Multi-millijoule, deeply saturated x-ray laser at 21.2 nm for applications in plasma physics

We report on the development of a multi-millijoule, ultra high-brightness Ne-like soft x-ray laser (XRL) at the wavelength of 21.2 nm, recently undertaken at the PALS Centre. The device has been implemented as a routine radiation source delivering about 4 mJ of energy in pulses with a duration of ∼100 ps, in a narrowly collimated beam exhibiting high spatial quality and possessing high spatial coherence. The peak power of about 40 MW, generated by this device, is the largest value attained by an XRL to date. The same holds true for the peak spectral brightness, amounting to 10²⁷ photons s⁻¹ mm⁻² mrad⁻² 0.1%BW⁻¹. The active medium consists of a 3 cm long plasma column, sequentially generated from a slab target by an energy of ∼500 J delivered by the iodine 1.315 μm driving laser.
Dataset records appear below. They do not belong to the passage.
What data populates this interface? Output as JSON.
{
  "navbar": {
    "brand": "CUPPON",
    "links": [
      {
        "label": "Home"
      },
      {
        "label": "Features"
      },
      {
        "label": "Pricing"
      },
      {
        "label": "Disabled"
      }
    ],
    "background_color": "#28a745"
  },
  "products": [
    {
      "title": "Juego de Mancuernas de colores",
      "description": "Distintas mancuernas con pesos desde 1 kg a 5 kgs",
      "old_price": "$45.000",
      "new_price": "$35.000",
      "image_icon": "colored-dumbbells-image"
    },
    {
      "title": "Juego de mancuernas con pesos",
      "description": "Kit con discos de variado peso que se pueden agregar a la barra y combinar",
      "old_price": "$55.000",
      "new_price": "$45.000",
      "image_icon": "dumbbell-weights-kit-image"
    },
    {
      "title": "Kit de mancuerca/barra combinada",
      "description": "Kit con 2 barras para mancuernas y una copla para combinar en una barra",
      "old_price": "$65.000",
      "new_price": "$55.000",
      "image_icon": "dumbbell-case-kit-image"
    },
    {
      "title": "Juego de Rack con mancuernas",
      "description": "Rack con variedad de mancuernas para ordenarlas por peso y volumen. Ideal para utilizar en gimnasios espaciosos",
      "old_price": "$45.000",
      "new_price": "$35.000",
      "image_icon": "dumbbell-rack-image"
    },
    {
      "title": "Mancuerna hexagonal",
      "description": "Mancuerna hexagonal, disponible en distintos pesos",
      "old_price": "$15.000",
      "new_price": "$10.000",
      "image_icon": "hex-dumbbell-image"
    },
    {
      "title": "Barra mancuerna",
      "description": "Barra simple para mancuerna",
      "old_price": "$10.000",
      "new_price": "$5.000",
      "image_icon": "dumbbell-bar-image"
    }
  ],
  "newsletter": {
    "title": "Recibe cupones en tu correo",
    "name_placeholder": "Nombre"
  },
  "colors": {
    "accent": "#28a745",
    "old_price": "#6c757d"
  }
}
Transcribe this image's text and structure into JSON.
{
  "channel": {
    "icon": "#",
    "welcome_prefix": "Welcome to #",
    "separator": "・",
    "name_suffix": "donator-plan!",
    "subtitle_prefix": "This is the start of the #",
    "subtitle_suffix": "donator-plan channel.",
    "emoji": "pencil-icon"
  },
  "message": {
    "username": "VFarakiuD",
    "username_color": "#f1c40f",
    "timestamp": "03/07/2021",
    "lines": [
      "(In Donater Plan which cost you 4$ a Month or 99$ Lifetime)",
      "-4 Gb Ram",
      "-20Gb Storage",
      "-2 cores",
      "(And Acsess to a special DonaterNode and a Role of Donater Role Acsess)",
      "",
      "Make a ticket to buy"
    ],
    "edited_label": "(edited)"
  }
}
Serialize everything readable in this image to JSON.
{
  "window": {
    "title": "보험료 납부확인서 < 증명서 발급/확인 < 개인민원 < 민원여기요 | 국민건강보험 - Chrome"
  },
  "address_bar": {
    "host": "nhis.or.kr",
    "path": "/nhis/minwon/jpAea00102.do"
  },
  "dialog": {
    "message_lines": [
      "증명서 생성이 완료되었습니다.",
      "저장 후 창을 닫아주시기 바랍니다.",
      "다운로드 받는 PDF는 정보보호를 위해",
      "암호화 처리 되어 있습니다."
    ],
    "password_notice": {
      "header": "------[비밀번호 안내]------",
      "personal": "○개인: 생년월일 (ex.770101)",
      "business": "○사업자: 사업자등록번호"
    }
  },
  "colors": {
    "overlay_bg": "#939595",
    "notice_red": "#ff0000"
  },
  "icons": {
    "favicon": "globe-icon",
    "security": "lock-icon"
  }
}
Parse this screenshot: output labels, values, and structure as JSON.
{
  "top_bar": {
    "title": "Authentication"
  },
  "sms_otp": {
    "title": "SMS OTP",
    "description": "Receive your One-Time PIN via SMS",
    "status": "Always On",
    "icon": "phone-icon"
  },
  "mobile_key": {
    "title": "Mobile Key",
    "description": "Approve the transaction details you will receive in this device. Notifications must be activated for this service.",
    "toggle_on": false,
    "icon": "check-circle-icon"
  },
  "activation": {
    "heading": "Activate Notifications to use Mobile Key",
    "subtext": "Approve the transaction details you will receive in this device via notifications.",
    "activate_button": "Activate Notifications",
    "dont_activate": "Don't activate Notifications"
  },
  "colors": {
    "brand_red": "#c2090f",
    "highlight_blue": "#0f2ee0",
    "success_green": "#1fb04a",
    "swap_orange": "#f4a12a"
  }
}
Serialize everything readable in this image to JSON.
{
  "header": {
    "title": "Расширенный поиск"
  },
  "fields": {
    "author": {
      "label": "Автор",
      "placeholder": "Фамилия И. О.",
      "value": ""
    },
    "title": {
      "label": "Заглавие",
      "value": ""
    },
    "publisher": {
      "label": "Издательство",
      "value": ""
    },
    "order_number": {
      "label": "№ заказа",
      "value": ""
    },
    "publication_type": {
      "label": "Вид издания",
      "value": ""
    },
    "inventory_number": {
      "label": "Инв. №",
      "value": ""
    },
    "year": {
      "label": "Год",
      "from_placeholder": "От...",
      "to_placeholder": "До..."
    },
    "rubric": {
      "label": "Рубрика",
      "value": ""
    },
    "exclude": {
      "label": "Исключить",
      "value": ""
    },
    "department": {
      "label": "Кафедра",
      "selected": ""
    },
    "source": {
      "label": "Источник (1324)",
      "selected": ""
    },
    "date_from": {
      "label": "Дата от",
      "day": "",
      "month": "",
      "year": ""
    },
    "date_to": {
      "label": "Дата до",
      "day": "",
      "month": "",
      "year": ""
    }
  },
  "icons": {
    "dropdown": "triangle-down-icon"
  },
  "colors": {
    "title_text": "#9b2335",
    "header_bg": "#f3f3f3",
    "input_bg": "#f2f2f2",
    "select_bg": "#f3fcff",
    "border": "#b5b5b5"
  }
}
The population inversion is produced by focusing tightly down to the line ∼500 J of energy into a much wider preplasma column, which makes it possible to create a lasing medium with a reduced lateral density gradient and thereby to minimize the lateral refraction of the x-ray beam. The multi-millijoule output is generated in double-pass amplification regime, achieved by a carefully designed half cavity using a flat multilayer Mo : Si mirror positioned a few millimetres near the plasma end. We describe the measured characteristics of the output beam generated by double-pass amplification, and illustrate its spatial beam coherence obtained using a Fresnel wavefront splitting interferometer. Given the available energy, peak power and brightness in a single pulse, the demonstrated XRL constitutes a tool for novel applications in both solid state and plasma physics. Examples of such applications are the generation of high-energy density, low-temperature plasmas relevant to laboratory astrophysics, x-ray interferometry of plasmas and solids with spatial resolution ranging from a micron to a few nanometres according to the specific experimental arrangement, or study of soft x-ray photoionization.